Noch sei das äusserst schwierig, sagt Rechtsexperte David Rüetschi vom Bundesamt für Justiz: «Eine Bank zu verklagen braucht neben einem langen Atem auch viel Geld. Und wenn jemand das Geld nicht hat, dann führt das dazu, dass er eben nicht klagt.» Deshalb der neue Prozesskostenfonds. So schrecklich gross sei diese zusätzliche Bürde für die Banken nicht. Denn viele Banken würden sich schon heute korrekt verhalten und den Kunden entgegenkommen im Konflikt.
«Aber es gibt offenbar auch Fälle, wo man trotz offensichtlichem Fehlverhalten einfach mauert. Und auf diese Fälle zielt diese Revision.» Dort, wo wirklich Missstände sind, sollten die Ansprüche, die heute schon bestünden, durchgesetzt werden können.

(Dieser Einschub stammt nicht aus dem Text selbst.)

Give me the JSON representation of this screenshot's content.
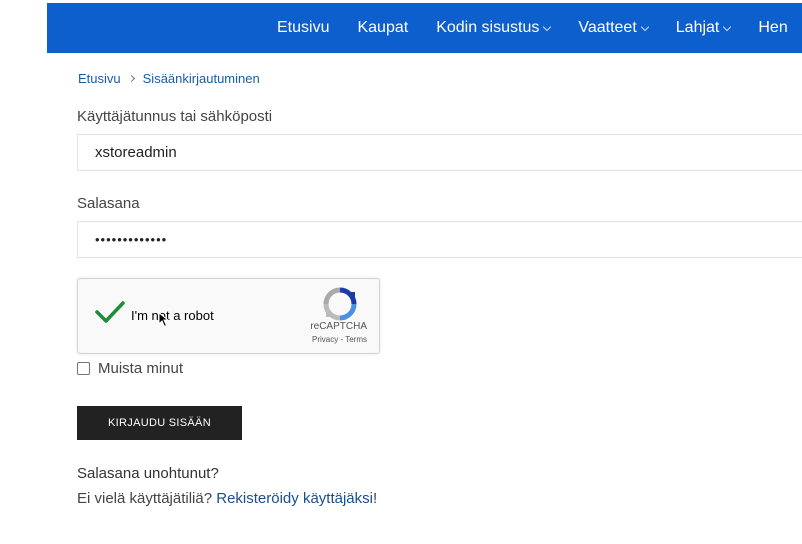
{
  "nav": {
    "items": [
      {
        "label": "Etusivu",
        "dropdown": false
      },
      {
        "label": "Kaupat",
        "dropdown": false
      },
      {
        "label": "Kodin sisustus",
        "dropdown": true
      },
      {
        "label": "Vaatteet",
        "dropdown": true
      },
      {
        "label": "Lahjat",
        "dropdown": true
      },
      {
        "label": "Hen",
        "dropdown": false
      }
    ]
  },
  "breadcrumb": {
    "home": "Etusivu",
    "current": "Sisäänkirjautuminen"
  },
  "form": {
    "username_label": "Käyttäjätunnus tai sähköposti",
    "username_value": "xstoreadmin",
    "password_label": "Salasana",
    "password_value": "•••••••••••••",
    "remember_label": "Muista minut",
    "submit_label": "KIRJAUDU SISÄÄN",
    "forgot_text": "Salasana unohtunut?",
    "no_account_text": "Ei vielä käyttäjätiliä?",
    "register_link": "Rekisteröidy käyttäjäksi",
    "register_suffix": "!"
  },
  "recaptcha": {
    "label": "I'm not a robot",
    "brand": "reCAPTCHA",
    "links": "Privacy - Terms",
    "checked": true
  },
  "colors": {
    "nav_bg": "#0c5fcd",
    "button_bg": "#222222",
    "link": "#1a5ba8",
    "check": "#1e8c3a"
  }
}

Seriöse Anbieter, die korrekt und fair umgehen würden mit der Kundschaft, hätten nichts zu befürchten.
Bundesgericht bereits auf dieser Linie
Auch mit Blick auf die Beweislast, die neu bei den Banken liegen soll, sehen die Experten keine neues Problem auf die Branche zukommen. Rechtsprofessor Rolf Sethe von der Universität Zürich gibt Entwarnung. Er wundert sich über den erbosten Widerstand der Banken: «Das Bundesgericht hat heute schon eine Rechtsprechung, die in diese Richtung geht.»
Vor Gericht müsse die Bank klar darlegen können, dass sie den Kunden korrekt beraten hat. Sonst verliert sie den Prozess. Durch die neue Regelung wird diese Praxis lediglich gesetzlich festgehalten. Auch in Deutschland gibt es diese Umkehr der Beweislast bereits - ein Vorbild für die Schweiz, meint Sethe. «Wir haben in der Schweiz den mündigen Anleger, den schützen wir mit so einer Regelung. Und wir haben auch die mündigen Banken, die mit einer guten Dokumentation dafür sorgen können, dass sie gut dastehen.»
Laut dem Rechtsprofessor zeigt die Erfahrung: Mit der Beweislast bei den Banken fahren beide Seiten besser.